The non-employee individual is an eligible business participant of the entity (for the in question) if they meet all of the following (as at 1 March 2020):

  • they are an individual not employed by the entity
  • they are actively engaged in the business carried on by the entity
  • they are both aged at least 16 and are an Australian resident (within the meaning of section 7 of the Social Security Act 1991), or a resident for income tax purposes and the holder of a special category (Subclass 444) visa.

They must also not be currently receiving government parental leave or dad and partner pay, and not presently be incapacitated for work and receiving workers compensation.

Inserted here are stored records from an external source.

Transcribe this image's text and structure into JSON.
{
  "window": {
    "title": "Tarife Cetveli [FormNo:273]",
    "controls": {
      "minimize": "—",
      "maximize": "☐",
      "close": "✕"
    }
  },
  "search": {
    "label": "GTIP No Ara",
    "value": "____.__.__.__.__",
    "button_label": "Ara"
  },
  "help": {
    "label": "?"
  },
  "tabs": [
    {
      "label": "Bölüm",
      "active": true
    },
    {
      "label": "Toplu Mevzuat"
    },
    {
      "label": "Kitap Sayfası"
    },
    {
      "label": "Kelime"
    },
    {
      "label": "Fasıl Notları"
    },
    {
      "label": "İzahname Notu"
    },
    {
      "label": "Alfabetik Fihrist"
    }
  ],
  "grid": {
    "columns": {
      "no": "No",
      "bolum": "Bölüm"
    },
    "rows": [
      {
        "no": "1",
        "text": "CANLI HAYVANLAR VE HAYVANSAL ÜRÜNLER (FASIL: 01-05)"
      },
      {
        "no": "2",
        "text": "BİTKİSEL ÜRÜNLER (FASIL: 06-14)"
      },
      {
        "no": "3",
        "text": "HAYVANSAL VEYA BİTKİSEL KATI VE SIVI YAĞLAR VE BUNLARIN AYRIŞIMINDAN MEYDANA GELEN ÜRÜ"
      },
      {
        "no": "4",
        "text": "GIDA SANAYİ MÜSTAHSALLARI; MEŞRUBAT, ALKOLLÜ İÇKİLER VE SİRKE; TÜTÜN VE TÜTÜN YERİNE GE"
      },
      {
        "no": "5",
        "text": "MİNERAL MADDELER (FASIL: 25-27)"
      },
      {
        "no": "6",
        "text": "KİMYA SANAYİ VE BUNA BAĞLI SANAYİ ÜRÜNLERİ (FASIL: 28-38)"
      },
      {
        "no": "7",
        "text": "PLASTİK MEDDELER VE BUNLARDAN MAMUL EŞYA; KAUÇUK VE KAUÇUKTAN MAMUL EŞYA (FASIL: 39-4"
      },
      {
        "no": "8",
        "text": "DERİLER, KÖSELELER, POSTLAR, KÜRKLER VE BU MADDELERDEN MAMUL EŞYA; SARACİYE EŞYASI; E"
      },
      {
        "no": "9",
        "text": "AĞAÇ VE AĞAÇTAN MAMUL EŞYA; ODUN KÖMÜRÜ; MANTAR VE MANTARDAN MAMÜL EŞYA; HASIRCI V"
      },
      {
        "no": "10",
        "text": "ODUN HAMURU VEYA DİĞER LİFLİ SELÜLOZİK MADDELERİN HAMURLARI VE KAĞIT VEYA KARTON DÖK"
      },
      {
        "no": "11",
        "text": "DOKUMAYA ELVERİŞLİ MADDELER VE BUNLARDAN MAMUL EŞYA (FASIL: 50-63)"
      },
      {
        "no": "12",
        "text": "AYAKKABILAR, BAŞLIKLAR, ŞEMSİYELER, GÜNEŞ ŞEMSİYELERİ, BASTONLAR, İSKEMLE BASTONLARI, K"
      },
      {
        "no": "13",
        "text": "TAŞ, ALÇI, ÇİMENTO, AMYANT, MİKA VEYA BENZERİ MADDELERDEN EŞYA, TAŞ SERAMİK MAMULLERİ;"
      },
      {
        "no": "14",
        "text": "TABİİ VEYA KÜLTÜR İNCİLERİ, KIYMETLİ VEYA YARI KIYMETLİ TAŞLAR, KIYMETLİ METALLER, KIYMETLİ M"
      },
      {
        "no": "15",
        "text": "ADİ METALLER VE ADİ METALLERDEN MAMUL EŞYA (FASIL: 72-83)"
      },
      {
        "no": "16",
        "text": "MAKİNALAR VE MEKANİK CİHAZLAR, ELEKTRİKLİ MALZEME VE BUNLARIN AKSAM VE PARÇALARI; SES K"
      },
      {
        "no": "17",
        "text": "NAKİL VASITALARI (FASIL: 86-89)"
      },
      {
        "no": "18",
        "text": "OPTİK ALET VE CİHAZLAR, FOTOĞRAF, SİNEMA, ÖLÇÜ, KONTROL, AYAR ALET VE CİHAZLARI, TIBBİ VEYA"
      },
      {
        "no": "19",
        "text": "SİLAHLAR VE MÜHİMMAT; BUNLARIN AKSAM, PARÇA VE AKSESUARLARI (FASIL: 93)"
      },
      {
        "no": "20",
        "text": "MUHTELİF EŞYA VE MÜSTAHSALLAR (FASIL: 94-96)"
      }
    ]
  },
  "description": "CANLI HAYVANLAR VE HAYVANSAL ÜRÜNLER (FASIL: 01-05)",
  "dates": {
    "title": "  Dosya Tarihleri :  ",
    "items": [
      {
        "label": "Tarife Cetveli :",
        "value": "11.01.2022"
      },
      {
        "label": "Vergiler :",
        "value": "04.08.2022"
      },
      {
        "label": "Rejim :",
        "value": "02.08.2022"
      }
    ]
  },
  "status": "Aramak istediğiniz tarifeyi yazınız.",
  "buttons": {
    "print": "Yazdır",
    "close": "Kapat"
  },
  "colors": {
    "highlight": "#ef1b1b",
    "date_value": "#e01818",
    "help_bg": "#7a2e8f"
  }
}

The ATO has further guidance specifically for sole traders, and for partnerships, trusts and companies.

Website Comments

  1. Dean
    Reply

    I think a fundamental aspect of this provision worthly of prominent note is that once the sole trader, beneficiary, partner has either full-time or part-time employment (irrespective of whether they receive JobKeeper from that employer), they are ineligible to claim JobKeeper under these provisions. Only casual employees with a sole trader business (or just sole traders with no separate employment) are eligible (sec 12(4)(b) is what specifically knocks out sole traders with full or part-time employment).

  2. Jolene
    Reply

    Does anyone have any insight into the following situation : I have a client – an Australian resident business (trust) that provides services to an overseas client and this is their only source of income for the business. Although all the business income is reportable and taxable here in Australia by the business , the business hasn’t registered for GST in the past as there has been no requirement to given that all the supplies fall outside the scope of GST as the supply of it service to its overseas client are not in connection with Australia. Does this mean that the client/ trust can’t qualify for job keeper for the business participant if the only business income it receives is income from an overseas client it supplies services for given that the definition of GST turnover excludes income for supplies not in connection with Australia ? Or will there be an alternative test or adjustment to definition of decline in “turnover” for businesses like this that have supplies that are excluded from calculation of GST turnover to calculate and assess what income they can assess and include in the calculation of decline in turnover for jobkeeper assessment as the client has suffered severely from this pandemic and their business income has ceased temporarily completely since Mid March due to COVID-19 .

  3. Smile
    Reply

    What about sole traders / companies with no employees that started in dec 2019 and who are not registered for GST?
    They have had no chance to inform ATO as they don’t lodge BAS.
    Are they going to miss out?

  4. noel
    Reply

    does anyone know how i go about adding myself as an eligible business participant after I have already enrolled my staff member as an employee ??? once the enrollment process is done for the employee, you cannot now go back and add a business participant

  5. Paul
    Reply

    I am unclear on the situation where a company has 2 directors, no other employees, actively engaged in the daily operation business generating income from a number of contracts which have been suspended, and now with no income.
    Can the company enroll for Jobkeeper and receive 2 X $1500, or is it only one director can nominate and receive the allowance into their personal bank account.
    [The second outcome would seem to disadvantage one or both directors as each has been impacted by a loss of income greater than 30%.]

    I believe the “employed” provision is a basis for enabling the company to register and receive the Jobkeeper allowance for 2.

    Clarification would be greatly appreciated

  6. Doris S N
    Reply

    Do we have to pay $1500 per fortnite to each of our employees OR $1,308 as $192 (total = $1,500) is withholding tax?